Tempranamente, en 1946, Alejo Carpentier vaticinó: “La evolución futura de Harold Gramatges debe ser seguida de cerca. Es, por lo pronto, uno de los músicos más sólidos y conscientes que haya producido la música cubana contemporánea. Su oficio es de una aplastante seguridad. Y siempre sabe hasta dónde quiere llegar”.
Entre sus más meritorias participaciones en la vida social del país se inscribió la fundación de la Sociedad Cultural Nuestro Tiempo, la cual presidió. En ella, a lo largo de los años 50, se concentraron los artistas e intelectuales éticamente comprometidos con la salvación del país del caos republicano y se promovió el vínculo de la cultura nacional con el pensamiento estético de vanguardia a escala universal.
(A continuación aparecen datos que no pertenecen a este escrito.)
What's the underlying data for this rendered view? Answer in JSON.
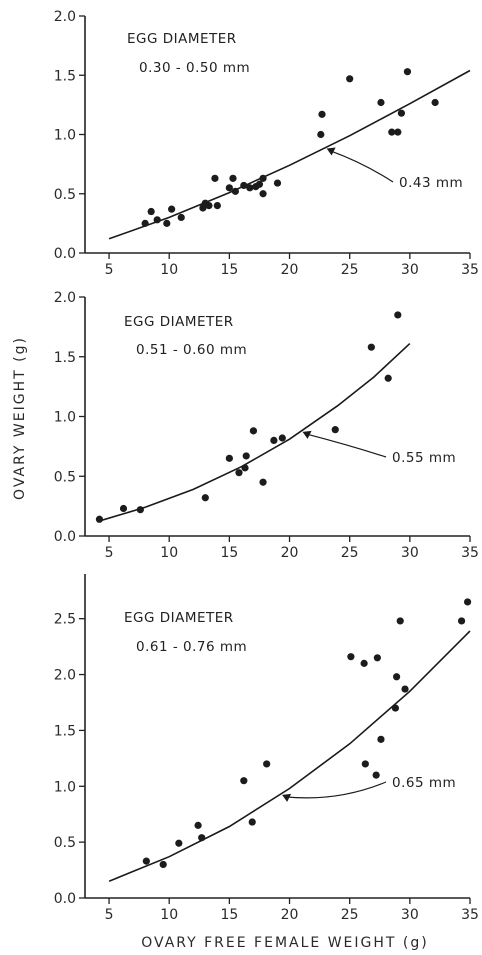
{
  "figure": {
    "y_label": "OVARY WEIGHT (g)",
    "x_label": "OVARY FREE FEMALE WEIGHT (g)"
  },
  "chart_data": [
    {
      "type": "scatter",
      "title_line1": "EGG DIAMETER",
      "title_line2": "0.30 - 0.50 mm",
      "fit_label": "0.43 mm",
      "fit_label_at_x": 23,
      "xlim": [
        3,
        35
      ],
      "ylim": [
        0,
        2.0
      ],
      "xticks": [
        "5",
        "10",
        "15",
        "20",
        "25",
        "30",
        "35"
      ],
      "xtick_values": [
        5,
        10,
        15,
        20,
        25,
        30,
        35
      ],
      "yticks": [
        "0.0",
        "0.5",
        "1.0",
        "1.5",
        "2.0"
      ],
      "ytick_values": [
        0,
        0.5,
        1.0,
        1.5,
        2.0
      ],
      "fit_curve": {
        "x": [
          5,
          10,
          15,
          20,
          25,
          30,
          35
        ],
        "y": [
          0.12,
          0.3,
          0.51,
          0.74,
          0.99,
          1.26,
          1.54
        ]
      },
      "points": [
        {
          "x": 8,
          "y": 0.25
        },
        {
          "x": 8.5,
          "y": 0.35
        },
        {
          "x": 9,
          "y": 0.28
        },
        {
          "x": 9.8,
          "y": 0.25
        },
        {
          "x": 10.2,
          "y": 0.37
        },
        {
          "x": 11,
          "y": 0.3
        },
        {
          "x": 12.8,
          "y": 0.38
        },
        {
          "x": 13,
          "y": 0.42
        },
        {
          "x": 13.3,
          "y": 0.4
        },
        {
          "x": 13.8,
          "y": 0.63
        },
        {
          "x": 14,
          "y": 0.4
        },
        {
          "x": 15,
          "y": 0.55
        },
        {
          "x": 15.3,
          "y": 0.63
        },
        {
          "x": 15.5,
          "y": 0.52
        },
        {
          "x": 16.2,
          "y": 0.57
        },
        {
          "x": 16.7,
          "y": 0.55
        },
        {
          "x": 17.2,
          "y": 0.56
        },
        {
          "x": 17.5,
          "y": 0.58
        },
        {
          "x": 17.8,
          "y": 0.5
        },
        {
          "x": 17.8,
          "y": 0.63
        },
        {
          "x": 19,
          "y": 0.59
        },
        {
          "x": 22.6,
          "y": 1.0
        },
        {
          "x": 22.7,
          "y": 1.17
        },
        {
          "x": 25,
          "y": 1.47
        },
        {
          "x": 27.6,
          "y": 1.27
        },
        {
          "x": 28.5,
          "y": 1.02
        },
        {
          "x": 29,
          "y": 1.02
        },
        {
          "x": 29.3,
          "y": 1.18
        },
        {
          "x": 29.8,
          "y": 1.53
        },
        {
          "x": 32.1,
          "y": 1.27
        }
      ]
    },
    {
      "type": "scatter",
      "title_line1": "EGG DIAMETER",
      "title_line2": "0.51 - 0.60 mm",
      "fit_label": "0.55 mm",
      "fit_label_at_x": 21,
      "xlim": [
        3,
        35
      ],
      "ylim": [
        0,
        2.0
      ],
      "xticks": [
        "5",
        "10",
        "15",
        "20",
        "25",
        "30",
        "35"
      ],
      "xtick_values": [
        5,
        10,
        15,
        20,
        25,
        30,
        35
      ],
      "yticks": [
        "0.0",
        "0.5",
        "1.0",
        "1.5",
        "2.0"
      ],
      "ytick_values": [
        0,
        0.5,
        1.0,
        1.5,
        2.0
      ],
      "fit_curve": {
        "x": [
          4,
          8,
          12,
          16,
          20,
          24,
          27,
          30
        ],
        "y": [
          0.12,
          0.24,
          0.39,
          0.58,
          0.81,
          1.09,
          1.33,
          1.61
        ]
      },
      "points": [
        {
          "x": 4.2,
          "y": 0.14
        },
        {
          "x": 6.2,
          "y": 0.23
        },
        {
          "x": 7.6,
          "y": 0.22
        },
        {
          "x": 13,
          "y": 0.32
        },
        {
          "x": 15,
          "y": 0.65
        },
        {
          "x": 15.8,
          "y": 0.53
        },
        {
          "x": 16.3,
          "y": 0.57
        },
        {
          "x": 16.4,
          "y": 0.67
        },
        {
          "x": 17,
          "y": 0.88
        },
        {
          "x": 17.8,
          "y": 0.45
        },
        {
          "x": 18.7,
          "y": 0.8
        },
        {
          "x": 19.4,
          "y": 0.82
        },
        {
          "x": 23.8,
          "y": 0.89
        },
        {
          "x": 26.8,
          "y": 1.58
        },
        {
          "x": 28.2,
          "y": 1.32
        },
        {
          "x": 29,
          "y": 1.85
        }
      ]
    },
    {
      "type": "scatter",
      "title_line1": "EGG DIAMETER",
      "title_line2": "0.61 - 0.76 mm",
      "fit_label": "0.65 mm",
      "fit_label_at_x": 19.3,
      "xlim": [
        3,
        35
      ],
      "ylim": [
        0,
        2.9
      ],
      "xticks": [
        "5",
        "10",
        "15",
        "20",
        "25",
        "30",
        "35"
      ],
      "xtick_values": [
        5,
        10,
        15,
        20,
        25,
        30,
        35
      ],
      "yticks": [
        "0.0",
        "0.5",
        "1.0",
        "1.5",
        "2.0",
        "2.5"
      ],
      "ytick_values": [
        0,
        0.5,
        1.0,
        1.5,
        2.0,
        2.5
      ],
      "fit_curve": {
        "x": [
          5,
          10,
          15,
          20,
          25,
          30,
          35
        ],
        "y": [
          0.15,
          0.37,
          0.64,
          0.98,
          1.38,
          1.85,
          2.39
        ]
      },
      "points": [
        {
          "x": 8.1,
          "y": 0.33
        },
        {
          "x": 9.5,
          "y": 0.3
        },
        {
          "x": 10.8,
          "y": 0.49
        },
        {
          "x": 12.4,
          "y": 0.65
        },
        {
          "x": 12.7,
          "y": 0.54
        },
        {
          "x": 16.2,
          "y": 1.05
        },
        {
          "x": 16.9,
          "y": 0.68
        },
        {
          "x": 18.1,
          "y": 1.2
        },
        {
          "x": 25.1,
          "y": 2.16
        },
        {
          "x": 26.2,
          "y": 2.1
        },
        {
          "x": 26.3,
          "y": 1.2
        },
        {
          "x": 27.2,
          "y": 1.1
        },
        {
          "x": 27.3,
          "y": 2.15
        },
        {
          "x": 27.6,
          "y": 1.42
        },
        {
          "x": 28.8,
          "y": 1.7
        },
        {
          "x": 28.9,
          "y": 1.98
        },
        {
          "x": 29.2,
          "y": 2.48
        },
        {
          "x": 29.6,
          "y": 1.87
        },
        {
          "x": 34.3,
          "y": 2.48
        },
        {
          "x": 34.8,
          "y": 2.65
        }
      ]
    }
  ]
}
Al triunfo de la Revolución fue designado asesor del Departamento de Música de la Dirección General de Cultura, interviniendo en la reforma de la enseñanza de la música y en la creación de la Orquesta Sinfónica Nacional. También dio su aporte a los primeros programas de estudios del naciente sistema de enseñanza que, por primera vez a partir de 1962, democratizó el acceso a la formación profesional artística en la Isla.
Al pasar balance del repertorio sinfónico, vocal y de cámara que ha legado, escribí hace algún tiempo: “Se advierte en su obra una cumplida dialéctica entre la herencia universal y la tradición criolla. De la primera retoma el sentido del equilibrio y el rigor en el tratamiento de las formas (...). Pero en lo visible e invisible, Harold Gramatges es un creador que piensa en cubano y se expresa como tal”.
Por esos cauces transcurren su Sinfonietta, sus preludios para piano, la ejemplar página Cantos de Villa Grasoli, para guitarra; y la sobrecogedora obra orquestal In memoriam, dedicada a evocar la grandeza épica del luchador clandestino santiaguero Frank País, quien fuera su amigo. La soprano Conchita Franqui y la pianista Marita Rodríguez grabaron el ciclo integral de sus obras para voz y Exaudi dejó testimonio de su catálogo coral
Junto a la música históricamente asimilada y la de sus contemporáneos, Gramatges nutrió sus vivencias de otras artes. Admiró la pintura cubana de los maestros y gozó de la poesía de los clásicos de la lengua española y de sus colegas de generación. De México le apasionaban las creaciones musicales de Silvestre Revueltas y Juan Pablo Moncayo. Otra aventura incitante en su quehacer, y de la que apenas se ha hablado, lo relaciona con el surgimiento de la Nueva Trova.
“En los años 60 –recordó– yo estuve al frente del Departamento de Música de la Casa de las Américas. Su presidenta, Haydée Santamaría, era una heroína revolucionaria con mucha sensibilidad y un enorme entusiasmo por el activismo cultural. Un día ella me llamó para comunicarme que sería bueno que escuchara a unos jóvenes trovadores que decían cosas distintas a los cantores de baladas de moda. No tenían nombre, después lo tendrían, pero cuando escuché a Silvio Rodríguez, Pablo Milanés y Noel Nicola comprendí que algo nuevo estaba naciendo en la canción cubana. Yo les ofrecí espacio y promoción y eso es también uno de mis orgullos”.
Harold Gramatges venció el paso del calendario. Por eso se nos revela hoy. El ejercicio que lo hizo sentir más vivo fue su vocación de servicio a la música: “Espacio y tiempo, he ahí dos coordenadas que se dan en la vida, pero que en la música adquieren otra dimensión. Lo que en ella sucede nos llena de misterio”.